Camino de esta cumbre aislada en el corazón de una extensa planicie se recorre el angosto y fotogénico Paso de los Franceses, los restos de la antigua ermita de Santa Anna i el Pla del Ocells, el primero de los rincones en que se instala Romeu en sus días de “safari fotográfico”: “La fauna de Montserrat es muy variada.

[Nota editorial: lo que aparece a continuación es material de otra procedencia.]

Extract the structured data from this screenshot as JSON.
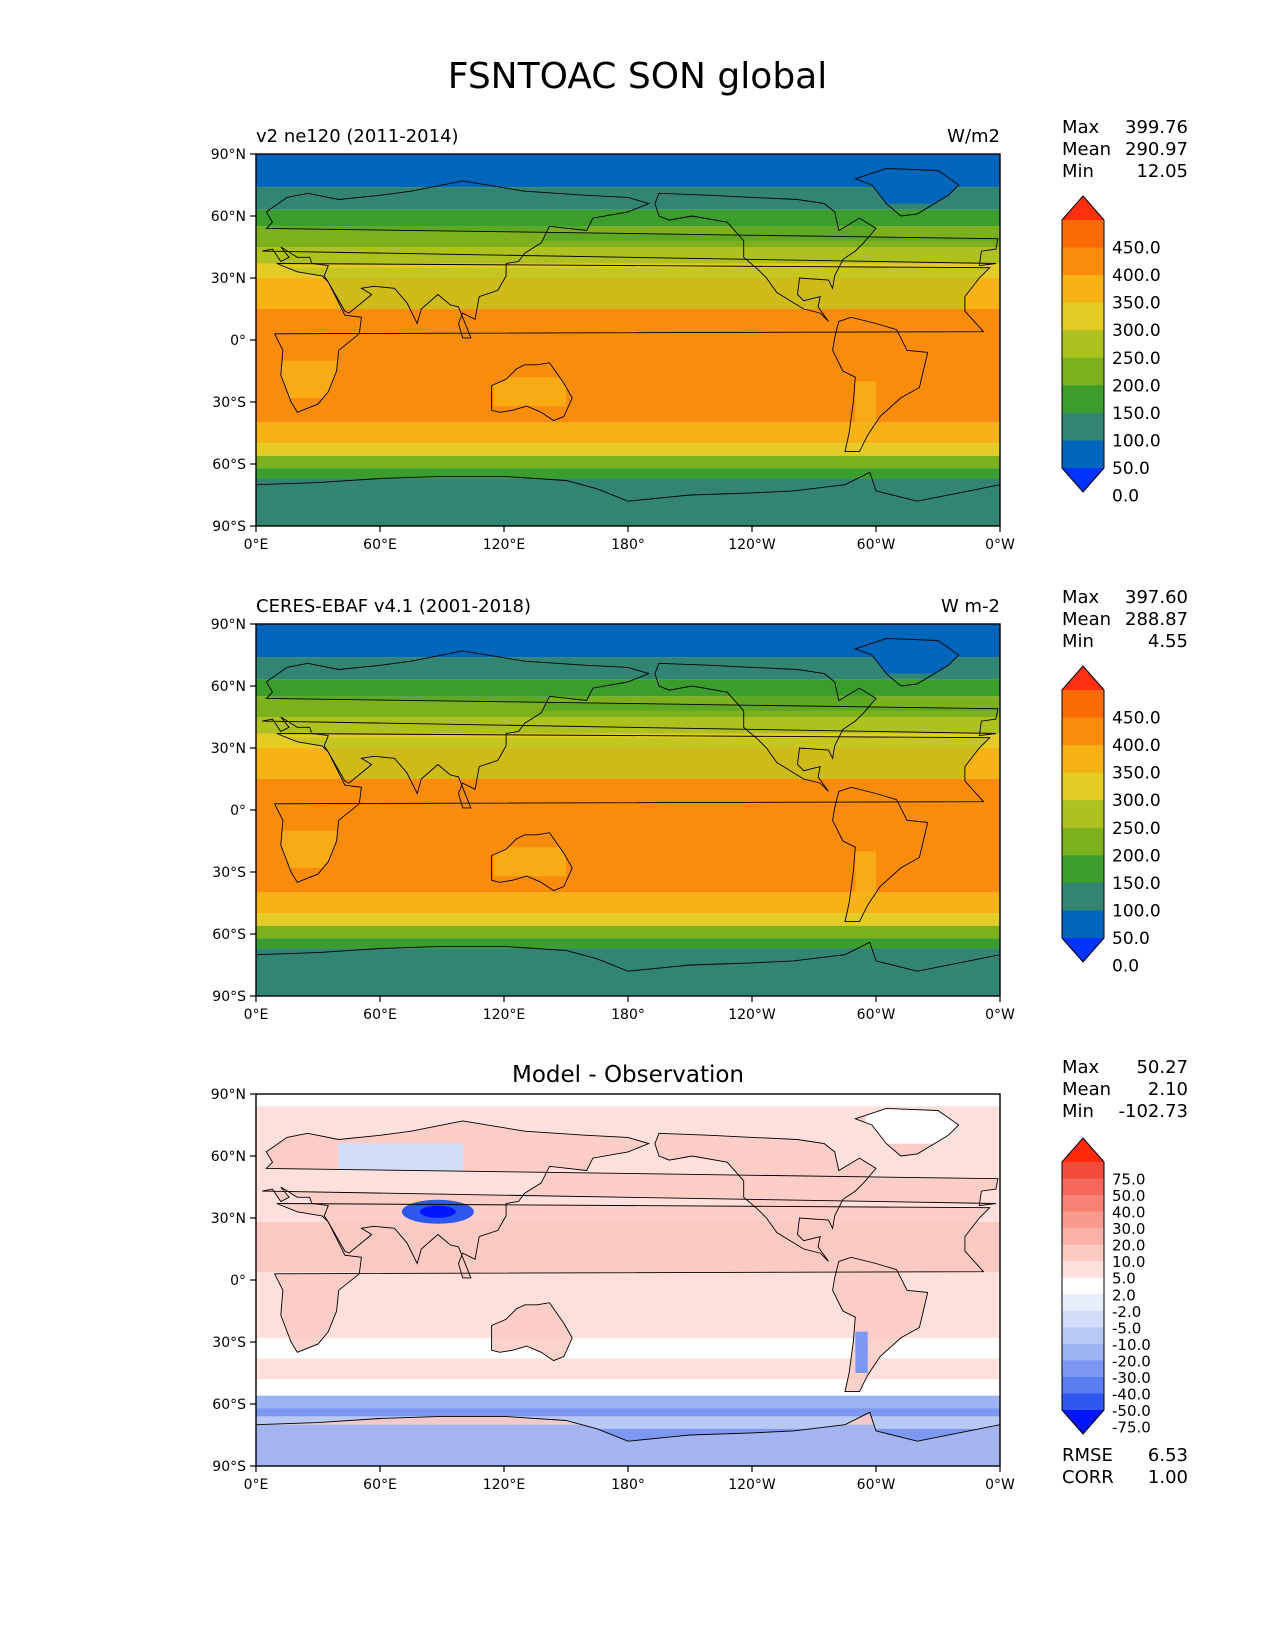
{
  "page_title": "FSNTOAC SON global",
  "colors": {
    "absolute_levels": [
      "#0033ff",
      "#0066bb",
      "#328573",
      "#3b9e2c",
      "#7cb11d",
      "#adc11f",
      "#e4cc24",
      "#f7b316",
      "#fa8c0b",
      "#fb6a06",
      "#ff3010"
    ],
    "diff_levels": [
      "#0015ff",
      "#2e58f0",
      "#5a7ef0",
      "#7c98f2",
      "#9cb3f4",
      "#b8c9f6",
      "#d3ddf9",
      "#e8eefb",
      "#ffffff",
      "#ffe0dc",
      "#fccac3",
      "#fab2a8",
      "#f89a8e",
      "#f68275",
      "#f4675a",
      "#f24a3c",
      "#ff2a0a"
    ],
    "coastline": "#000000"
  },
  "panels": [
    {
      "left_title": "v2 ne120 (2011-2014)",
      "right_title": "W/m2",
      "center_title": "",
      "stats": {
        "labels": [
          "Max",
          "Mean",
          "Min"
        ],
        "values": [
          "399.76",
          "290.97",
          "12.05"
        ]
      },
      "colorbar_labels": [
        "450.0",
        "400.0",
        "350.0",
        "300.0",
        "250.0",
        "200.0",
        "150.0",
        "100.0",
        "50.0",
        "0.0"
      ]
    },
    {
      "left_title": "CERES-EBAF v4.1 (2001-2018)",
      "right_title": "W m-2",
      "center_title": "",
      "stats": {
        "labels": [
          "Max",
          "Mean",
          "Min"
        ],
        "values": [
          "397.60",
          "288.87",
          "4.55"
        ]
      },
      "colorbar_labels": [
        "450.0",
        "400.0",
        "350.0",
        "300.0",
        "250.0",
        "200.0",
        "150.0",
        "100.0",
        "50.0",
        "0.0"
      ]
    },
    {
      "left_title": "",
      "right_title": "",
      "center_title": "Model - Observation",
      "stats": {
        "labels": [
          "Max",
          "Mean",
          "Min"
        ],
        "values": [
          "50.27",
          "2.10",
          "-102.73"
        ]
      },
      "colorbar_labels": [
        "75.0",
        "50.0",
        "40.0",
        "30.0",
        "20.0",
        "10.0",
        "5.0",
        "2.0",
        "-2.0",
        "-5.0",
        "-10.0",
        "-20.0",
        "-30.0",
        "-40.0",
        "-50.0",
        "-75.0"
      ],
      "extra_stats": {
        "labels": [
          "RMSE",
          "CORR"
        ],
        "values": [
          "6.53",
          "1.00"
        ]
      }
    }
  ],
  "axis_labels": {
    "lat": [
      "90°N",
      "60°N",
      "30°N",
      "0°",
      "30°S",
      "60°S",
      "90°S"
    ],
    "lon": [
      "0°E",
      "60°E",
      "120°E",
      "180°",
      "120°W",
      "60°W",
      "0°W"
    ]
  }
}
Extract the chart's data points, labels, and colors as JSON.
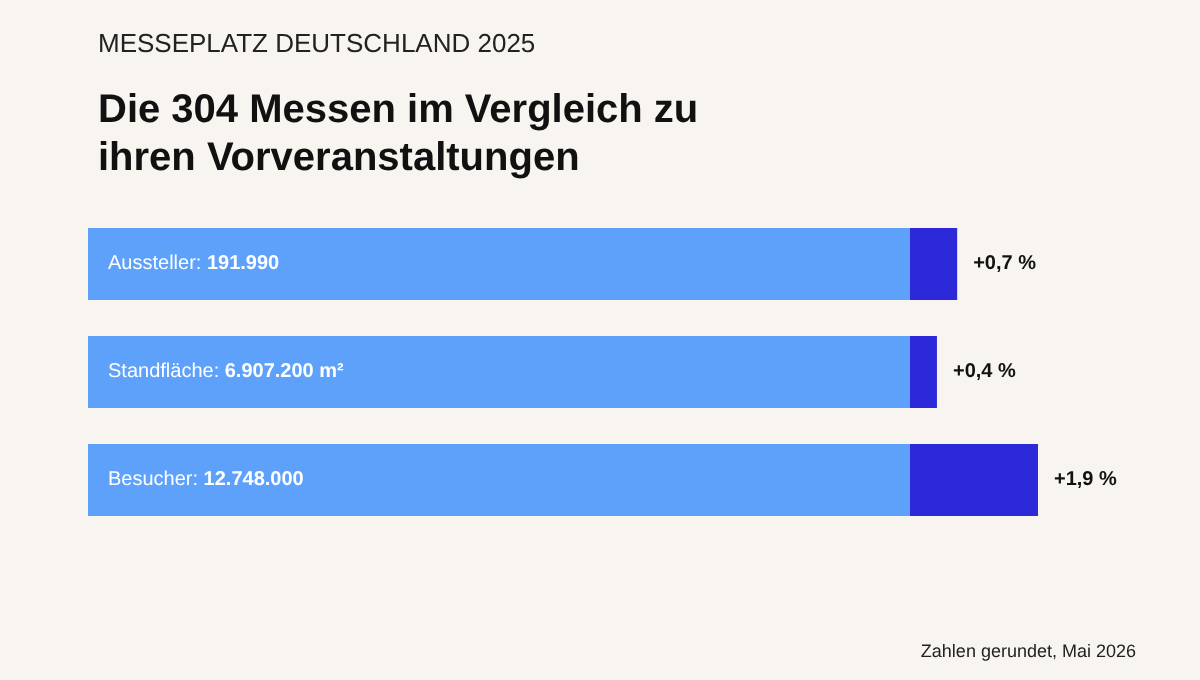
{
  "chart_data": {
    "type": "bar",
    "orientation": "horizontal",
    "subtitle": "MESSEPLATZ DEUTSCHLAND 2025",
    "title": "Die 304 Messen im Vergleich zu ihren Vorveranstaltungen",
    "categories": [
      "Aussteller: 191.990",
      "Standfläche: 6.907.200 m²",
      "Besucher: 12.748.000"
    ],
    "series": [
      {
        "color": "#2c2ad8",
        "values": [
          0.7,
          0.4,
          1.9
        ],
        "value_labels": [
          "+0,7 %",
          "+0,4 %",
          "+1,9 %"
        ]
      }
    ],
    "annotations": [
      "Zahlen gerundet, Mai 2026"
    ]
  }
}
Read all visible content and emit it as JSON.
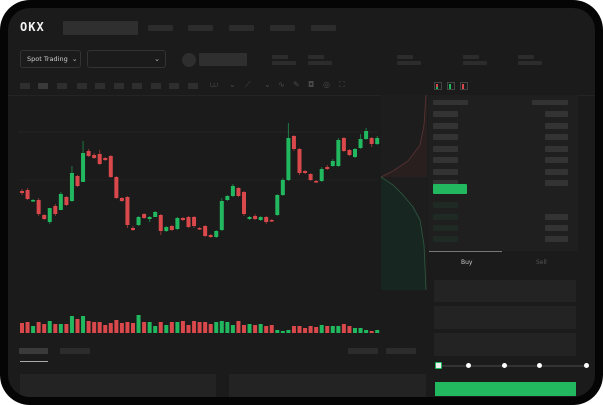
{
  "header": {
    "brand": "OKX",
    "nav_items": 4
  },
  "toolbar": {
    "market_selector": "Spot Trading",
    "pair_selector": ""
  },
  "colors": {
    "up": "#22b85f",
    "down": "#d9484a",
    "accent_button": "#22b85f",
    "background": "#1b1b1b"
  },
  "icons": [
    "chevron-down-icon",
    "camera-icon",
    "settings-icon",
    "fullscreen-icon",
    "orderbook-both-icon",
    "orderbook-bids-icon",
    "orderbook-asks-icon"
  ],
  "candles": [
    [
      117,
      115,
      119,
      113
    ],
    [
      118,
      109,
      120,
      108
    ],
    [
      107,
      108,
      109,
      106
    ],
    [
      108,
      94,
      110,
      92
    ],
    [
      93,
      89,
      94,
      88
    ],
    [
      86,
      100,
      100,
      84
    ],
    [
      102,
      94,
      104,
      92
    ],
    [
      98,
      114,
      116,
      98
    ],
    [
      111,
      103,
      112,
      102
    ],
    [
      107,
      135,
      142,
      106
    ],
    [
      132,
      122,
      133,
      121
    ],
    [
      126,
      155,
      167,
      126
    ],
    [
      157,
      152,
      159,
      151
    ],
    [
      153,
      150,
      155,
      149
    ],
    [
      154,
      144,
      158,
      143
    ],
    [
      150,
      148,
      151,
      147
    ],
    [
      152,
      131,
      153,
      130
    ],
    [
      131,
      110,
      132,
      109
    ],
    [
      110,
      107,
      111,
      106
    ],
    [
      111,
      83,
      112,
      80
    ],
    [
      80,
      78,
      82,
      77
    ],
    [
      83,
      91,
      92,
      82
    ],
    [
      94,
      90,
      95,
      89
    ],
    [
      89,
      91,
      92,
      86
    ],
    [
      91,
      96,
      97,
      91
    ],
    [
      93,
      77,
      94,
      73
    ],
    [
      77,
      81,
      82,
      76
    ],
    [
      82,
      78,
      83,
      77
    ],
    [
      79,
      90,
      91,
      78
    ],
    [
      90,
      88,
      91,
      87
    ],
    [
      91,
      81,
      92,
      80
    ],
    [
      91,
      82,
      92,
      80
    ],
    [
      80,
      79,
      81,
      78
    ],
    [
      82,
      72,
      83,
      71
    ],
    [
      73,
      71,
      74,
      70
    ],
    [
      71,
      77,
      78,
      70
    ],
    [
      78,
      107,
      110,
      77
    ],
    [
      108,
      112,
      113,
      107
    ],
    [
      112,
      122,
      124,
      111
    ],
    [
      120,
      112,
      121,
      111
    ],
    [
      116,
      94,
      117,
      92
    ],
    [
      89,
      91,
      92,
      88
    ],
    [
      92,
      89,
      94,
      88
    ],
    [
      88,
      91,
      92,
      87
    ],
    [
      91,
      86,
      92,
      84
    ],
    [
      88,
      87,
      89,
      86
    ],
    [
      93,
      113,
      114,
      92
    ],
    [
      113,
      128,
      130,
      112
    ],
    [
      128,
      170,
      185,
      127
    ],
    [
      172,
      159,
      173,
      157
    ],
    [
      159,
      135,
      160,
      133
    ],
    [
      137,
      135,
      138,
      134
    ],
    [
      134,
      128,
      135,
      127
    ],
    [
      127,
      126,
      128,
      125
    ],
    [
      127,
      139,
      141,
      126
    ],
    [
      141,
      139,
      143,
      138
    ],
    [
      142,
      147,
      149,
      141
    ],
    [
      142,
      168,
      170,
      141
    ],
    [
      170,
      157,
      171,
      156
    ],
    [
      158,
      153,
      159,
      152
    ],
    [
      151,
      159,
      160,
      150
    ],
    [
      160,
      169,
      174,
      159
    ],
    [
      169,
      177,
      180,
      168
    ],
    [
      170,
      164,
      171,
      161
    ],
    [
      164,
      170,
      172,
      163
    ]
  ],
  "volumes": [
    10,
    11,
    7,
    11,
    9,
    12,
    9,
    9,
    9,
    17,
    14,
    17,
    12,
    11,
    11,
    8,
    10,
    13,
    10,
    11,
    10,
    18,
    11,
    11,
    7,
    11,
    8,
    11,
    11,
    12,
    8,
    12,
    11,
    11,
    9,
    11,
    12,
    11,
    8,
    12,
    8,
    9,
    8,
    9,
    7,
    8,
    3,
    2,
    3,
    7,
    7,
    5,
    7,
    6,
    8,
    7,
    7,
    7,
    9,
    7,
    5,
    5,
    3,
    2,
    3
  ]
}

Abundan las especies más comunes de los bosques prelitorales del Mediterráneo, del jabalí a la ardilla o la paloma torcaz, pero se ha reintroducido la cabra salvaje (se calcula que son ya más de 200) y no es extraño atisbar gatos almizcleros, garduñas, víboras ibéricas, murciélagos, serpientes verdes y raros volátiles: el ballester, el roquerol, el zorzal…”. El premio gordo, en opinión de Romeu, consiste en coronar Sant Jeroni y descubrir, sobrevolando las rocas, a espléndidas aves rapaces, como el halcón peregrino, que contribuyen con su presencia a devolverle a Montserrat –un entorno de exuberante fantasía a tiro de piedra de la ciudad de Barcelona– el aspecto recóndito y salvaje que tanto entusiasmó a Barthélemy Joly en su día.

 

Notas para el cuaderno de viaje...

 

El hogar de la cabra salvaje. En 1995 se reintrodujo esta especie en Montserrat, donde ya habitan más de 200 ejemplares.

Un acceso de impacto. El funicular Aeri, inaugurado en 1930, conecta la base de la montaña de Montserrat con el monasterio.

Hasta Barcelona se llega en trenes AVE que tienen origen en Madrid, en Sevilla y en Málaga y realizan parada en todas las estaciones del recorrido. También trenes del servicio Alvia llegan hasta la ciudad condal desde Bilbao y trenes con enlace desde otros orígenes de la cornisa cantábrica. Trenes de los servicios Euromed e Intercity llegan también hasta Barcelona desde las ciudades del corredor Mediterráneo.